Student led efforts can help make college campuses 'safe and stigma free' zones
The Journal of the American Academy of Child and Adolescent Psychiatry (JAACAP), published by Elsevier, reports on a study following a four-year effort to change the stigma of mental illness at Indiana University, which drew the attention of students and faculty; increased awareness of discrimination and prejudice; and decreased prejudice and increased inclusion. The study evaluated the effectiveness of the "U Bring Change to Mind" (UBC2M) campaign -- a student-led program designed to reduce the stigma of mental health problems. While initial stigma levels among college students were much lower than levels reported in the general population, the study documented a significant reduction in the stigmatizing attitudes and beliefs, and a greater willingness to interact with others on campus who face mental health challenges. Results of the UBC2M campaign showed an 11 to 14 percent reduction in stigma documented by the study. This rivals well-funded, national programs, while requiring minimal support for sustainability.
With new studies of college campuses showing an unexpectedly high level of mental health challenges among US college students, more parents and college administrators have raised concerns about how to respond. Many higher education institutions have reconsidered their campus mental health services but have found that the degree of service need is beyond what current resources are already able to address.
Following changes in attitudes, behaviors, and engagement among the 2019 entering class through their junior year, Dr.
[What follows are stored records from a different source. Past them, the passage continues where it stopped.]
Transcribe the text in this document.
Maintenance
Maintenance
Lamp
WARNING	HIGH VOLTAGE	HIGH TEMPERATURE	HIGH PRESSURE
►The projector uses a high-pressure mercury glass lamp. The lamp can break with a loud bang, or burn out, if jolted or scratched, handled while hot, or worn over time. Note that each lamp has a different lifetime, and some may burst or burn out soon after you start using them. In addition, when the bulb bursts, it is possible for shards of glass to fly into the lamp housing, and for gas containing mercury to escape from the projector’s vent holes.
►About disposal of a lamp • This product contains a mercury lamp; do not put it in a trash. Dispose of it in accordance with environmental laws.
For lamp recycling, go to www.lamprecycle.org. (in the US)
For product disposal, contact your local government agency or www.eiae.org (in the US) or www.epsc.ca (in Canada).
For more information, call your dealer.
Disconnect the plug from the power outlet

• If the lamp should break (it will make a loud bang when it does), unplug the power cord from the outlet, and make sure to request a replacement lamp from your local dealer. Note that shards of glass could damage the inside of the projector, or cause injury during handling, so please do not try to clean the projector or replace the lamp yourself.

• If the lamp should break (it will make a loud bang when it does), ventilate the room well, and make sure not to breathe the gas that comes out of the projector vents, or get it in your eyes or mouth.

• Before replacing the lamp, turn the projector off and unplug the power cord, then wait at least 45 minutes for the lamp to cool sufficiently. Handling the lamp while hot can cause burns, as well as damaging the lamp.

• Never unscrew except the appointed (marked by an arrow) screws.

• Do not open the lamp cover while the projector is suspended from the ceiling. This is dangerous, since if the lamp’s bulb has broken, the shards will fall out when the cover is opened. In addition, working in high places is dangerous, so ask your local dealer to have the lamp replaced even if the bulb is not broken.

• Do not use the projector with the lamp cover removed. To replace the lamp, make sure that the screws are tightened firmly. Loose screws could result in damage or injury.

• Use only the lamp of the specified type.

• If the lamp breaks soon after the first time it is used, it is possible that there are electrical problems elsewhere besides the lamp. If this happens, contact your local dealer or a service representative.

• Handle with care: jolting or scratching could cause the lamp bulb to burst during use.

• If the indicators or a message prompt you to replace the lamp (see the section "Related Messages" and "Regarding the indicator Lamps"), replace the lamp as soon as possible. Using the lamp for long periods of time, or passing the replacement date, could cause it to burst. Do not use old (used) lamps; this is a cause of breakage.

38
Pescosolido and her team worked with UBC2M students to administer a web-based survey. The survey asked students about their general ideas about mental illness and their opinions about interacting with students, faculty and staff who face mental health challenges.
Over 1,000 students completed both waves of surveys with over 80 percent reporting that they were aware of the anti-stigma effort. As students' level of participation increased, they reported greater decreases in stigma. Those who had only heard about UBC2M reported no change in prejudice, however they did report a more favorable perception of campus culture overall.